Google-Knight Center Fellows present media projects during Ibero-American Colloquium for Digital Journalism

By Samantha Badgen

After the 15th International Symposium on Online Journalism (ISOJ), journalists from Latin America and the Iberian Peninsula got together on April 6 for the Seventh Ibero-American Colloquium on Online Journalism, at the University of Texas at Austin, to discuss the trends and issues brought up during the preceding conference.

After the presentations of some of the most notable independent journalism initiatives in Latin America, journalist Janine Warner gave a special presentation where she gave advice on how to succeed as a media entrepreneur in the digital world. Warner is a media and digital media consultant and instructor of the Knight Center’s recent Massive Open Online Course (MOOC) , “Development of Journalistic Projects for the Web.”

Warner’s presentation was followed by the nine Google-Knight Center Fellows, who received all-expenses-paid trips to come to ISOJ from Argentina, Chile, Peru, Mexico, Costa Rica and Colombia to present their digital media projects. The Fellows were selected based on the quality on the projects presented during the MOOC, which was offered to promote the creation of quality journalistic content in Spanish for the web.

The Fellows had two minutes each to deliver their "elevator pitches" and give a summary explanation of their projects. The Colloquium attendants, most of them professional journalists with experience launching media startups, offered advice to the recipients on how to improve their projects and presentations, like narrowing their websites’ focus, aggregating content to broaden their potential audience, meeting with members of their target demographic and learning to highlight what differentiates them from others in their niche.

The presentations began with Alvaro Vildoza, a student from La Plata, Argentina, and co-creator of Transeuntes.net, a “journalistic, multimedia project focused on creative people’s storytelling, travels and social experiences.” Transeúntes looks for more in-depth and contextual coverage of issues, in addition to projects realized with multimedia tools. Additionally, they want to start a radio program that would also be available on podcast.

Another Fellow from Argentina was Emanuel Vilte, who created Linguoo, a mobile platform to consume news on the movie in an easy and accessible manner: by listening. The application, available in web or app format, would initially be available in English or Spanish, and Vilte hopes to be able to add Portuguese soon. Linguoo would offer journalistic works and information according to the user’s activity. It would also offer crowdfunding services for journalists.

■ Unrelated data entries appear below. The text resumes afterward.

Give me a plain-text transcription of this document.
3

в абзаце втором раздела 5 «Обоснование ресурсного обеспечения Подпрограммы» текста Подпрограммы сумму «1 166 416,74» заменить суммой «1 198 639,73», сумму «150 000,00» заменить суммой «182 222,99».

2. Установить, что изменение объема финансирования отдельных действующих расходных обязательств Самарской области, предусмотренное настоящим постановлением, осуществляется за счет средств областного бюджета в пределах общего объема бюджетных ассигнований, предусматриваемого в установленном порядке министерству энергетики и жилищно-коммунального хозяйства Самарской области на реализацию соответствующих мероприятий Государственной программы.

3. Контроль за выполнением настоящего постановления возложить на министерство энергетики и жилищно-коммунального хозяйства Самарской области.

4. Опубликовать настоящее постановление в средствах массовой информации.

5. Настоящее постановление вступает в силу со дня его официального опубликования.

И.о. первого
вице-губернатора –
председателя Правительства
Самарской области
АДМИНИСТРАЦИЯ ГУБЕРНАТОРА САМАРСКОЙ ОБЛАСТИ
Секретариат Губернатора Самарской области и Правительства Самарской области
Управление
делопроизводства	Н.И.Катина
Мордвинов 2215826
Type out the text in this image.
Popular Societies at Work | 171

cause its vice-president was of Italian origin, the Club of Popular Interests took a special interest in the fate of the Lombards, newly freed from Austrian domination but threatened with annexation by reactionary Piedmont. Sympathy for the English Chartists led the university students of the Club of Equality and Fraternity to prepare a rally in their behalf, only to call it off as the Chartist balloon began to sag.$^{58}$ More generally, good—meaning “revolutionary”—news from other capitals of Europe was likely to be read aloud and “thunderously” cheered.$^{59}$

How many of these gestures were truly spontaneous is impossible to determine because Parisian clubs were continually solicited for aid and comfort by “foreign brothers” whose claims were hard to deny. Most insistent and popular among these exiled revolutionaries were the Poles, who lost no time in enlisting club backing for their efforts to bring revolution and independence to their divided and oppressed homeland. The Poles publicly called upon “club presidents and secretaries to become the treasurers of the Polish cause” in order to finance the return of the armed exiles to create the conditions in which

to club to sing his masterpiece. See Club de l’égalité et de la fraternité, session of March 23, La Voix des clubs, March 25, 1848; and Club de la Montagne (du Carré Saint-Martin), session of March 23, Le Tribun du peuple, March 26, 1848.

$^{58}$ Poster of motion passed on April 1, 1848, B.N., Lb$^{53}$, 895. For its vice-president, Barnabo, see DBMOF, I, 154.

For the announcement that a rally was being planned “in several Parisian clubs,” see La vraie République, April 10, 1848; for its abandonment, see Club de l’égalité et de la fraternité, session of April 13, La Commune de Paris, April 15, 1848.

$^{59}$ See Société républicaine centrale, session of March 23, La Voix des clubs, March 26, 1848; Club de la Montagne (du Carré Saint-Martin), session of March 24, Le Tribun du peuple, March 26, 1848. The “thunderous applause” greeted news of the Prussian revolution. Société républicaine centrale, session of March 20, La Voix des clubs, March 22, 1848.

The next project had a more specific demographic. Dario Drucaroff, also from Argentina, created Argenieros to create articles about engineering with a more personal voice.

Andra Medina created Integrados Chile as a news outlet with information on the social inclusion and empowerment of people with disabilities, those close to them and anyone who wants to know more about the issue. According to Medina, 12.9 percent of the population in Chile lives with some form of disability; 15 percent globally. The website features plain text to facilitate the use of software programs or readers people may use to read it.

From Peru came Clarissa Zavaleta, with Revista Focus, a digital magazine focused on business administration created by university students in Peru. Zavaleta said her team is regularly creating content, but they need financing for equipment, events, editing software and coding classes.

Viviana Herrera, from Colombia, came representing Radio Macondo, a local broadcaster with social and political shows, as well as opinion pieces and aggregated content. The news outlet is mainly radio, but since moving to an online site they publish written content as well, and they are looking to implement video features. They have local cultural programs as well as international, in the same way that the musicians are local and international. Radio Macondo broadcasts content going 24 hours a day. Their portal looks to tell stories of Latin America and how it’s growing.

Costa Rican blogger Maria Virginia Portillo presented her project Comida Blog, a site with recipes and advice to show that eating and cooking in a healthy way can be easy.

“They aren’t ‘diets,’ (the site) is about varied and moderate foods that helps to be healthy,” said Portillo, adding that in Costa Rica 60 percent of the population is overweight or obese. Her website looks to promote smart choices in eating, lightening traditional recipes and having informative talks in addition to consultations and events. “People don’t want to make drastic changes, but they do want to eat well with what’s available,” she said.

From Mexico came Luis Felipe Brito and Rufino Ignacio Medina Carrizosa, with Letras Explícitas and Igabe Noticias, respectively.

Letras Expíicitas is a project Brito formed to be able to spread the work of rock bands in Mexico, since he thinks the traditional media only focus on the mainstream bands. The site is a mix of journalism with interviews, in-depth pieces and profiles. In almost 18 months the site has received around 60,000 visits in Mexico, United States, Spain, Argentina and Colombia, and 160,000 page visits. Letras Explícitas looks to amplify their coverage by telling the story of the people behind the bands, while at the same time being a platform to share music and videos.

Medina is the creator of Igabe Noticias, a news site from the state of Oaxaca, Mexico, focused on covering the indigenous Mixteca population.